O romance, inspirado num evento real em que a esposa do autor foi espancada e estuprada por soldados americanos, tem como um dos pilares, de acordo com o escritor Irvine Welsh,  “um senso profundo de pecado” herdado da criação católica de Burgess. Porém a edição americana, na qual o filme foi baseado, foi lançada sem o capítulo final, em que Alex se arrepende. E, no final das contas, um livro que é exatamente sobre escolher não fazer o mal, como uma opção moral, não uma induzida por elementos externos, muitas vezes é lido como um manifesto à violência gratuita.

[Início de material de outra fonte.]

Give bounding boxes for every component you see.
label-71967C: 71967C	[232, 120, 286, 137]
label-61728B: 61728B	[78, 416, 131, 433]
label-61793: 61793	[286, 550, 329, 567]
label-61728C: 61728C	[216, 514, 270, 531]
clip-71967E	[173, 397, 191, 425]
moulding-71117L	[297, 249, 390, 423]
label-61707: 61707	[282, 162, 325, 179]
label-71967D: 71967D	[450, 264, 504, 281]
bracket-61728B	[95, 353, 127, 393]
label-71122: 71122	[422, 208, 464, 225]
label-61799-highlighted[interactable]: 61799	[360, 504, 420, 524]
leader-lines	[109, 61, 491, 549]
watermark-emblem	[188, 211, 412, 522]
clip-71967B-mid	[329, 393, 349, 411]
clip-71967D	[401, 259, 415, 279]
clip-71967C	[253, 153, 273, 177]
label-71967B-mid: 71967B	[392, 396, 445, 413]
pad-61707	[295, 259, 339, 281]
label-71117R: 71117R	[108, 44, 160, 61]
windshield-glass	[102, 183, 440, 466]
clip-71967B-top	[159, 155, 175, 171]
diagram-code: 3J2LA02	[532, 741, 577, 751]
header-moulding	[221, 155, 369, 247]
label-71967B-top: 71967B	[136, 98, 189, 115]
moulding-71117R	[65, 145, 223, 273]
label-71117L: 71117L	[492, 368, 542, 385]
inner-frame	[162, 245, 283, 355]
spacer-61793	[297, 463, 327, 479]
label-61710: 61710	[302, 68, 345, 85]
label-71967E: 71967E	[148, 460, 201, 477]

Não foi a primeira vez. A violência sempre foi justificada com argumentos os mais espalhafatosos, e os livros, da BíbliaO apanhador no campo de centeio, muitas vezes são usados como validação para ideias terríveis. Esta hermenêutica particular serve a assassinos, terroristas, líderes políticos e fanáticos religiosos, gente incapaz de compreender o que não atenda a seus propósitos. Quaisquer dados ou ideias que não lhes forem convenientes serão simplesmente ignorados, como se uma muralha os guardasse contra qualquer foco rebelde de sensatez. E por mais que não cometamos crimes, a vida na internet nos mostrou que nosso comportamento é muito parecido. Nossas personalidades virtuais são regidas pela mesma lógica.

 

#naovaiterculpa

No primeiro parágrafo afirmei que antes, mesmo numa posição favorável, ninguém nunca poderia dizer desbragadamente o que quisesse. Na internet, pode, porque seus comentários serão conduzidos para quem o aprecie. Quando alguém percebe que disse uma besteira, sua reação seria se envergonhar, certo? Não quando encontra quem a endosse. E apesar de os donos das redes sociais propagarem que conectam as pessoas e montam comunidades, na verdade eles criam bolhas; seus algoritmos unem quem pensa de modo semelhante, a pessoa fala para seus pares. Aquela oportunidade de se expressar em público na verdade é uma ilusão, pois não há opiniões contrastantes. O contraste, no mundo virtual, se resume a uma batalha de gritos.

Em meio a todos os absurdos proferidos pelos neonazistas de Charleston, um deles, ainda que involuntariamente, afirma algo revelador. “Estamos saindo da internet de modo grandioso”, conta para a repórter. “As pessoas perceberam que não são indivíduos isolados, são parte de um todo maior, porque estivemos espalhando nossos memes, nos organizando na internet, e agora elas estão saindo para as ruas.” Como disse Umberto Eco, a estupidez se organizou. O vídeo assusta porque de modo geral aqueles homens não falam com cinismo. Estão convictos de serem eles os injustiçados, e pior, acreditam agir corretamente. Mesmo que algum deles porventura abra os olhos, não há mais como retirar o que disse. Os prints foram salvos: suas palavras são irrevogáveis. Uma legião brada o seu discurso, outra o ataca. Será impossível esquecer. A internet pôs fim à dúvida e ao arrependimento. Esta batalha acabou. Os pedidos de desculpas tombaram ao lado do esprit d’escalier.